Bethe Subspaces and Toric Arrangements
Mathematics#Algebraic Geometry, Integrable Systems🔬 Research|Analyzed: Jan 3, 2026 18:45•
Published: Dec 29, 2025 14:02
•1 min read
•ArXivAnalysis
This paper explores the geometry of Bethe subspaces, which are related to integrable systems and Yangians, and their connection to toric arrangements. It provides a compactification of the parameter space for these subspaces and establishes a link to the logarithmic tangent bundle of a specific geometric object.

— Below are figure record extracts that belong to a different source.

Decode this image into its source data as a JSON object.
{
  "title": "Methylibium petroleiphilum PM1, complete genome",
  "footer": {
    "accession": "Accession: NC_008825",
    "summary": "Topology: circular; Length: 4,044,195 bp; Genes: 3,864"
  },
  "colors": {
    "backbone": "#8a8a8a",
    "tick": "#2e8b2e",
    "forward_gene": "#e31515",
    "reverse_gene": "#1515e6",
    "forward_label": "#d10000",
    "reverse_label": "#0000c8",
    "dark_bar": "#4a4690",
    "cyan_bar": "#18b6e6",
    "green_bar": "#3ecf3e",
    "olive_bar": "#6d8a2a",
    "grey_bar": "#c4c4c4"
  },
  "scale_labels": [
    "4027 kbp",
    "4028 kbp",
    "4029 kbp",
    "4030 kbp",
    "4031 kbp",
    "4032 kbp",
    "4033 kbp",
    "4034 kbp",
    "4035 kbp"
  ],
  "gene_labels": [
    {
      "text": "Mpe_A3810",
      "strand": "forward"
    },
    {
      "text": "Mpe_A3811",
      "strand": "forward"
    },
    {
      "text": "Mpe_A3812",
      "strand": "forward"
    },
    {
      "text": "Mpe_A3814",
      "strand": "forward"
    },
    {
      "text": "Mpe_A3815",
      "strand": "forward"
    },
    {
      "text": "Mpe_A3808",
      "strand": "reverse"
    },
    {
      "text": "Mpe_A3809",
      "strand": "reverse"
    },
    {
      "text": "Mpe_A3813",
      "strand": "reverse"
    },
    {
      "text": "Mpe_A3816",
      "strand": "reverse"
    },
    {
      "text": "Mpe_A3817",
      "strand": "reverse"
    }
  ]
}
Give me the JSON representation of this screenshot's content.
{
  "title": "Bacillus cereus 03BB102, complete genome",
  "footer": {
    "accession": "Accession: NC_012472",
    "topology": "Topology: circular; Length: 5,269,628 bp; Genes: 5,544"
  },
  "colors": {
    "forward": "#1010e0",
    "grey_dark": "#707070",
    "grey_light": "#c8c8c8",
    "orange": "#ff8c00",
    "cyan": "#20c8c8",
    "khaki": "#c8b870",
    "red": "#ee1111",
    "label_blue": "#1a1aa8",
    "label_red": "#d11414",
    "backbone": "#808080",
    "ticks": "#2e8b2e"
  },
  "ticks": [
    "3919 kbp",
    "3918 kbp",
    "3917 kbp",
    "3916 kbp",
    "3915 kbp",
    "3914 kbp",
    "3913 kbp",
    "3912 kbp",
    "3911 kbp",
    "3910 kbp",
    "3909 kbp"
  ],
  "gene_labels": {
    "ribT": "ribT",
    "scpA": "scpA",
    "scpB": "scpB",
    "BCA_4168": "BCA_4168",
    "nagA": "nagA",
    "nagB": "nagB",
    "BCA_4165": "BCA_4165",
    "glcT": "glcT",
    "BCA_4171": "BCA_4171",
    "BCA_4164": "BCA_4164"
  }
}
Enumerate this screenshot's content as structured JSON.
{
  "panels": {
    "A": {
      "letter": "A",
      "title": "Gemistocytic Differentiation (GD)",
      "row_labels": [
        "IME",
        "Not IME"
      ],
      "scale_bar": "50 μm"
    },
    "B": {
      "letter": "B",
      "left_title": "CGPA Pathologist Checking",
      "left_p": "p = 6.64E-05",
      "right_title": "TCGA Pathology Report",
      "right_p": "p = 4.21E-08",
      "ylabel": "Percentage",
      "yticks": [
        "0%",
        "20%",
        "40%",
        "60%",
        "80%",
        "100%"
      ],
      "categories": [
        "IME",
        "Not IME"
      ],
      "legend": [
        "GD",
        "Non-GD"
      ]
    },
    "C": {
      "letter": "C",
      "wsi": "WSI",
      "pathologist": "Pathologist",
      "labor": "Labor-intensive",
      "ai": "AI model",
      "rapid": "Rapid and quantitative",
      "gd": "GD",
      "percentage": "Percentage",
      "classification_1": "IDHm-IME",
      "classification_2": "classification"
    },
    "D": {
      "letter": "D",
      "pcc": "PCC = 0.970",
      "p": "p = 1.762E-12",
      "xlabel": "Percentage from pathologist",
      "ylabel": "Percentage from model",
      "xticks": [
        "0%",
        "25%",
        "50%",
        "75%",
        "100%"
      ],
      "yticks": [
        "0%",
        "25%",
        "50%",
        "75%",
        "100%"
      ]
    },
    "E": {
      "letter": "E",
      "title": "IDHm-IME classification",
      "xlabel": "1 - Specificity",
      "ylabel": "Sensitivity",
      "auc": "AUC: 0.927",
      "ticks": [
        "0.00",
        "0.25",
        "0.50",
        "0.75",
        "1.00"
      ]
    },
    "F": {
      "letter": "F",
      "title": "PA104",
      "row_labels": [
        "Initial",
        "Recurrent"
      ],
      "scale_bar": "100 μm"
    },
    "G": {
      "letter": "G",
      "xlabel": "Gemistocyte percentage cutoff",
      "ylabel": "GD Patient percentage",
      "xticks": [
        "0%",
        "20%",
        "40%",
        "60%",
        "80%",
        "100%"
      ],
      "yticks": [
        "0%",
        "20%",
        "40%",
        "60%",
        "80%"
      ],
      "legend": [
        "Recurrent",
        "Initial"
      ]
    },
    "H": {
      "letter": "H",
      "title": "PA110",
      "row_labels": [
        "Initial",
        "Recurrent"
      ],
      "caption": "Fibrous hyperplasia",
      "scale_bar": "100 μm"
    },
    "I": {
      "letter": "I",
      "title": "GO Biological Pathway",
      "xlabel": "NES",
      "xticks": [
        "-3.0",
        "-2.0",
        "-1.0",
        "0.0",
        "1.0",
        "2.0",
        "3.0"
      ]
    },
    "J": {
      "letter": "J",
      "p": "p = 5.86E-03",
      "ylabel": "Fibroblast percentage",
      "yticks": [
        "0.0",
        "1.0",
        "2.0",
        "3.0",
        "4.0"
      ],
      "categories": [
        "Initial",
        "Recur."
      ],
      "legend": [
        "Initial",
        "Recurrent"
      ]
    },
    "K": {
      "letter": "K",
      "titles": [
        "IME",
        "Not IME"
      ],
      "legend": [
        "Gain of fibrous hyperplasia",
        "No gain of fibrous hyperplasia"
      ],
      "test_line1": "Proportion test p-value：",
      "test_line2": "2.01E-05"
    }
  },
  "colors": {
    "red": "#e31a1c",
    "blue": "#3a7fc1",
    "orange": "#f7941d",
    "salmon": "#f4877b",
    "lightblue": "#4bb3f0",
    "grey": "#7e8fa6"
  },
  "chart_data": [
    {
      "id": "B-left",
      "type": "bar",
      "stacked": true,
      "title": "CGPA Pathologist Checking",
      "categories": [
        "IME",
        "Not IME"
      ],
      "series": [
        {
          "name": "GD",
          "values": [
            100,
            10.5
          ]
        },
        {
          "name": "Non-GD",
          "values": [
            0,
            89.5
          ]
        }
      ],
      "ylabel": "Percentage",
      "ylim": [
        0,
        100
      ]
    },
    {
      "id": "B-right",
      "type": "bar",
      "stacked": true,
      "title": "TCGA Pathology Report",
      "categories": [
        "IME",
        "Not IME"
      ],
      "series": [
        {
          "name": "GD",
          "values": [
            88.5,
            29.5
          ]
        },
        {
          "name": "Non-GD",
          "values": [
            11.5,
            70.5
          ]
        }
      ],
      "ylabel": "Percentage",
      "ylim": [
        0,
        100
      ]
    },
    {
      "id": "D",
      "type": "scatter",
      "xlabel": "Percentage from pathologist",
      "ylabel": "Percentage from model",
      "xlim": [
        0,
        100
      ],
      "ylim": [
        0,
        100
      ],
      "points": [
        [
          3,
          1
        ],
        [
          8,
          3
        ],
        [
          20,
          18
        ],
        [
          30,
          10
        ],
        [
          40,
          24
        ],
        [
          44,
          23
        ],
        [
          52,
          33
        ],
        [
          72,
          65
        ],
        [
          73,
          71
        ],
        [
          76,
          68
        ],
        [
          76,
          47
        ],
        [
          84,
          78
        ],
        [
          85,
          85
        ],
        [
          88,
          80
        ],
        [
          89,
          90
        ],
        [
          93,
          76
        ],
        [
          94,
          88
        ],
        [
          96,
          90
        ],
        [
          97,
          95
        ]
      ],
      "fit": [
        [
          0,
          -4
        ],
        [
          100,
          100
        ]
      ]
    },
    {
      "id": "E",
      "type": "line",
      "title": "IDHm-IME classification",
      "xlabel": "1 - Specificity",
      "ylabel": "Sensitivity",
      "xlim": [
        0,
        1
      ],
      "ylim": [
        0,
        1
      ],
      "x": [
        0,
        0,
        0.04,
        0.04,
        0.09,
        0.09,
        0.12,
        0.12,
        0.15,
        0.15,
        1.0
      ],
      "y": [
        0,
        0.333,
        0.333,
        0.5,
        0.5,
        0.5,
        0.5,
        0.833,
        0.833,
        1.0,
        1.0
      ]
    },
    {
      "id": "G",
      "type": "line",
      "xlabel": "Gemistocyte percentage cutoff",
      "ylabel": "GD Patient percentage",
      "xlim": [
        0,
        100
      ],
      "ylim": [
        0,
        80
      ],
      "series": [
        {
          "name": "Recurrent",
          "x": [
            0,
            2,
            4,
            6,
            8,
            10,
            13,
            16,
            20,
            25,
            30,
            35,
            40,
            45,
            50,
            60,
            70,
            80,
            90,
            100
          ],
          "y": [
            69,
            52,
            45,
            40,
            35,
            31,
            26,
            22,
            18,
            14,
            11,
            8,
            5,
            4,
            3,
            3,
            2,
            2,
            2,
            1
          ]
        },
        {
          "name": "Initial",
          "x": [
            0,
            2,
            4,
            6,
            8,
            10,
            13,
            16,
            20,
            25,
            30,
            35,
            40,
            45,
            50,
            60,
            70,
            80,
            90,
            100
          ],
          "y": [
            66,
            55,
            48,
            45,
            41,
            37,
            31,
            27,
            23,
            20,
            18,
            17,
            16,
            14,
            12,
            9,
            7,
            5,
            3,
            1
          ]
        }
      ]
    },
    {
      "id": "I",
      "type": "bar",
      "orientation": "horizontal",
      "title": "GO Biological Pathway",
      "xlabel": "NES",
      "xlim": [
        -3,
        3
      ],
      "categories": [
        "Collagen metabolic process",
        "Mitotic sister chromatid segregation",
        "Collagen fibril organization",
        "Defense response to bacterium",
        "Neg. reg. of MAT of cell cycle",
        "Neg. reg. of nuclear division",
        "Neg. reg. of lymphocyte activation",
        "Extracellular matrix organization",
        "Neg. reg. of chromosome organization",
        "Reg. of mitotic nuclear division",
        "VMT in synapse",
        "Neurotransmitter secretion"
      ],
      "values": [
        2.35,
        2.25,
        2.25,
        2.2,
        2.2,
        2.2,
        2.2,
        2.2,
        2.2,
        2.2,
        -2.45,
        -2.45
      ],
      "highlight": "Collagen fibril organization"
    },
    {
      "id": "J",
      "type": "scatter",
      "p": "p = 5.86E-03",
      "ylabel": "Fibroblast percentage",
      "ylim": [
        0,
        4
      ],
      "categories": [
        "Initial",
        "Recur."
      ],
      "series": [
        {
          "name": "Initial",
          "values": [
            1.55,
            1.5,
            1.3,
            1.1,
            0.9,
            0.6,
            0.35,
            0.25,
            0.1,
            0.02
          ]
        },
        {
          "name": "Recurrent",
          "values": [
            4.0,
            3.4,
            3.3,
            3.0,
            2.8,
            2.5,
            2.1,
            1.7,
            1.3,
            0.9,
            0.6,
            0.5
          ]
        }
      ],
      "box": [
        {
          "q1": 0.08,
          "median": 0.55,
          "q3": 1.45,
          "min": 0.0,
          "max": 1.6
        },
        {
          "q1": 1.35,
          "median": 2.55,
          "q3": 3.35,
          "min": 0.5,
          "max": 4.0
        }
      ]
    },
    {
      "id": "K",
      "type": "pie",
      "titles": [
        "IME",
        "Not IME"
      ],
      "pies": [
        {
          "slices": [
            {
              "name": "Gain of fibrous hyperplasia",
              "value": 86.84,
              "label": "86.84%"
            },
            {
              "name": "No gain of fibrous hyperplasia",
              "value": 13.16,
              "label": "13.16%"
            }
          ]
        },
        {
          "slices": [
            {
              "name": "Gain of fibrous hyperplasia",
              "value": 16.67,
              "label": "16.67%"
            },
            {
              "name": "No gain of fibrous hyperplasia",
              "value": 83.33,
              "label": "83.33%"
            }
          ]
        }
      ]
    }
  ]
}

The work extends and refines existing results in the field, particularly for classical root systems, and offers conjectures for future research directions.
Key Takeaways
- •Introduces and studies Bethe subspaces within the context of trigonometric holonomy Lie algebras.
- •Provides a compactification of the parameter space for Bethe subspaces using the minimal wonderful model of a toric arrangement.
- •Establishes connections between Bethe subspaces and the logarithmic tangent bundle.
- •Refines existing results and offers conjectures for future research, particularly in the context of Yangians and quantum cohomology.
Reference / Citation
View Original"The paper proves that the family of Bethe subspaces extends regularly to the minimal wonderful model of the toric arrangement."